Ce que la Société fait pour tous, elle a droit de l’attendre de chacun; la même remise dont elle fait jouir les citoyens sur leurs escomptes, elle doit en profiter à son tour sur les intérêts qu’elle paye. La première est la mesure de la seconde: telle est la loi de la Réciprocité, la loi du Contrat, hors de laquelle il n’est que misère et servitude pour le producteur.
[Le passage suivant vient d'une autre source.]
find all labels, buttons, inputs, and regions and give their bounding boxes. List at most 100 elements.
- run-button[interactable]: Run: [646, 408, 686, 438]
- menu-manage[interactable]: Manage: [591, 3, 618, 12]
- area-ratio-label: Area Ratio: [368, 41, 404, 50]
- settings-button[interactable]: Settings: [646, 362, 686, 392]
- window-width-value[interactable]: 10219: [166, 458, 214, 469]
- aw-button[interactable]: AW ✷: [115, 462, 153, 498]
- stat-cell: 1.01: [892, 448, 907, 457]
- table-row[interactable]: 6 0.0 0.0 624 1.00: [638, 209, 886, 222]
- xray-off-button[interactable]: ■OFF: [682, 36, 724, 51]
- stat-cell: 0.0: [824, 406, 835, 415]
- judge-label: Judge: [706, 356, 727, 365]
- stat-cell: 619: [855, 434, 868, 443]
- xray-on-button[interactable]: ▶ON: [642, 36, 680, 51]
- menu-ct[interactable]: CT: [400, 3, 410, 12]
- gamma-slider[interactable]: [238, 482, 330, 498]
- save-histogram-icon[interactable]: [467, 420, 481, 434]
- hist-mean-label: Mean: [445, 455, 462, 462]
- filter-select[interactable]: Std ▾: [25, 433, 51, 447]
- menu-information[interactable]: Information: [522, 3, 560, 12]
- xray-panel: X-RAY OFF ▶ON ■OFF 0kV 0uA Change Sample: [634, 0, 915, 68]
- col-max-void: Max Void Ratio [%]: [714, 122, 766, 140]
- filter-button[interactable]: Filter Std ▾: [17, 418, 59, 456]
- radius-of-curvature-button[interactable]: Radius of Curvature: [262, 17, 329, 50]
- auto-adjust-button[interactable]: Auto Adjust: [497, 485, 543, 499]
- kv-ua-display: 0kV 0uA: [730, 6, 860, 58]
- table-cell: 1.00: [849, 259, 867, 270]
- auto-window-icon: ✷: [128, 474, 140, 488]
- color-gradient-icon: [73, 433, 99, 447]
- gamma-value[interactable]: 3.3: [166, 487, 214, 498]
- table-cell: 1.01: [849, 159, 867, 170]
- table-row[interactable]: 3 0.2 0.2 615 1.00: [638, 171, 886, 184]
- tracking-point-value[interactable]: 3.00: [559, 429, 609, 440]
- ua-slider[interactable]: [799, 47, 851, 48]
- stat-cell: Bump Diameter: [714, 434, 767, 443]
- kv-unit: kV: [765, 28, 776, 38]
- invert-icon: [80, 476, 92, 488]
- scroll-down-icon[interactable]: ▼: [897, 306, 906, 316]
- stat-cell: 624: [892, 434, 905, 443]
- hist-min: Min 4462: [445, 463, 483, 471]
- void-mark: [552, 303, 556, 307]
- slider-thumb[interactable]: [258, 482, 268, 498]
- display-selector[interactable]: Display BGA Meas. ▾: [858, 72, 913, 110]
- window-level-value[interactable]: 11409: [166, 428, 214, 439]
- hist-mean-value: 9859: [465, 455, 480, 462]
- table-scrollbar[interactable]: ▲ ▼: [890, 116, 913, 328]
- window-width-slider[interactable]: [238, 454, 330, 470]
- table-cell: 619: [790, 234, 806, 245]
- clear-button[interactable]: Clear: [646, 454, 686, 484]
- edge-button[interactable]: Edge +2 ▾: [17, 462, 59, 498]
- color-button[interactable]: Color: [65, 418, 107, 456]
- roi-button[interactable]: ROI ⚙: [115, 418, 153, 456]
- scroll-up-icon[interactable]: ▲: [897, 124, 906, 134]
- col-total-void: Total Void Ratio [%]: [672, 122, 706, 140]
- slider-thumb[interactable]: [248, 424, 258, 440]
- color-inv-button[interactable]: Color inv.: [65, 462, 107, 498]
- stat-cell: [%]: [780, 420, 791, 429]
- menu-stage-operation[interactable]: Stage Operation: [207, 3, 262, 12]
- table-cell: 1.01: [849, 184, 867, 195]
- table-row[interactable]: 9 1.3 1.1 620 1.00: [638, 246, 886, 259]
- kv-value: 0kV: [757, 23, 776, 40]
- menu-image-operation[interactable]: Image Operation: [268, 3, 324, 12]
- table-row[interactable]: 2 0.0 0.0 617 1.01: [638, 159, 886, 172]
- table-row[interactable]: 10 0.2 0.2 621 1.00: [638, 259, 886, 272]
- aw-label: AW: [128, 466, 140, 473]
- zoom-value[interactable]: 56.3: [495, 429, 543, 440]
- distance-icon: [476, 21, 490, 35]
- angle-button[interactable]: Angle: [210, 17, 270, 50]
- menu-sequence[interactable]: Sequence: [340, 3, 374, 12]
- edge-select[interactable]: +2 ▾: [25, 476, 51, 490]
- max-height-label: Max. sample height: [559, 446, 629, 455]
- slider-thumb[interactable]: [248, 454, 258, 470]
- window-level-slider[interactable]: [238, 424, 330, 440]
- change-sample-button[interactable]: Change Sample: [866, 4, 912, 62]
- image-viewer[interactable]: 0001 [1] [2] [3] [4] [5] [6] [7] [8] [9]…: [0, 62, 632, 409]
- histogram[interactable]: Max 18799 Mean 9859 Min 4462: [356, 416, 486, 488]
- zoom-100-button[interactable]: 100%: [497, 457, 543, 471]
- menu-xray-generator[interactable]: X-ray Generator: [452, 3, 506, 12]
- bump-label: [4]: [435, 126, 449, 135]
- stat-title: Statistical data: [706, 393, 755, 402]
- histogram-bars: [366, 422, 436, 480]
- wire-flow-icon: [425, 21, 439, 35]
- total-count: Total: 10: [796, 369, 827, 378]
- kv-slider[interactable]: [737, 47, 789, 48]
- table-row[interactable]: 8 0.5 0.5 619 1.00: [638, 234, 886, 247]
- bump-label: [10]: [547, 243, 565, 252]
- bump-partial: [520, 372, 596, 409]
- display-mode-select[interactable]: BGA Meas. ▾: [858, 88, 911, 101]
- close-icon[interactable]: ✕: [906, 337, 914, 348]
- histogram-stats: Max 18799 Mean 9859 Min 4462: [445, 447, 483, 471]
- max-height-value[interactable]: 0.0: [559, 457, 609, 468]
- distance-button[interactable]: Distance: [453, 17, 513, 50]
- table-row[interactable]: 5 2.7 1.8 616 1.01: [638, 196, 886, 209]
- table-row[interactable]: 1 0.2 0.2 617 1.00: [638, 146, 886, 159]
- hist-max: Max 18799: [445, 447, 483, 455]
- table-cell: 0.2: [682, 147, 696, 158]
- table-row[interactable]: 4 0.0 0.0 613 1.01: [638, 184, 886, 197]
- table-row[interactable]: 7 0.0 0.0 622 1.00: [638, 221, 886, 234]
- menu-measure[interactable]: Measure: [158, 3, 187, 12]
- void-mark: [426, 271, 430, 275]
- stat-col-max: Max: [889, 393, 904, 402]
Or, dites-moi, pour accomplir cette importante réforme, payer les dettes de l’État, faire défense à tous ministres, à l’avenir, de contracter au nom du Pays aucun emprunt, attendu que sous le nouveau régime cette pratique de la vieille finance sera complétement abandonnée; supprimer toutes pensions, retraites, etc., parce que c’est aux départements, communes, corporations, associations, etc., de prendre soin de leurs invalides, comme de récompenser et décorer leurs serviteurs; décharger, en un mot, l’Administration centrale de cette énorme gestion du Grand-Livre, de l’Amortissement, de la Dette flottante, des caisses d’Épargnes, de la distribution des croix, rubans, retraites et pensions: faut-il remanier dix fois encore notre constitution politique? nous épuiser pendant cinquante ans en bacchanales parlementaires? recommencer la tragi-comédie de 91, 93, 95, 99, 1804, pour finir par 1814, 1830 et 1848? user jusqu’à la Nation, avec ces billevesées de Législation directe, Gouvernement direct, et autres, qu’enfante tous les jours le cerveau malade des chefs de partis et d’écoles?… Le Peuple, en immense majorité, ne sait pas même qu’il a des dettes. Il ignore ce que c’est qu’amortissement, consolidation, conversion, annuités; il serait étrangement scandalisé si on lui disait ce que c’est qu’un Emprunt à 55, 70 ou 75. Il se passera peut-être un demi-siècle avant qu’il soit en état de comprendre ce fait, d’histoire élémentaire, que de 1789 à 1852, les choses ont été arrangées de telle façon dans le Gouvernement, qu’à la seconde de ces époques, après avoir balayé les dettes de l’ancien régime, le Peuple avait à payer de nouveau chaque année, sous les noms de Dette publique, Amortissement, Emprunts, Pensions, Retraites, une somme de plus de 400 millions de francs, en remplacement des anciens droits féodaux qu’il croyait abolis!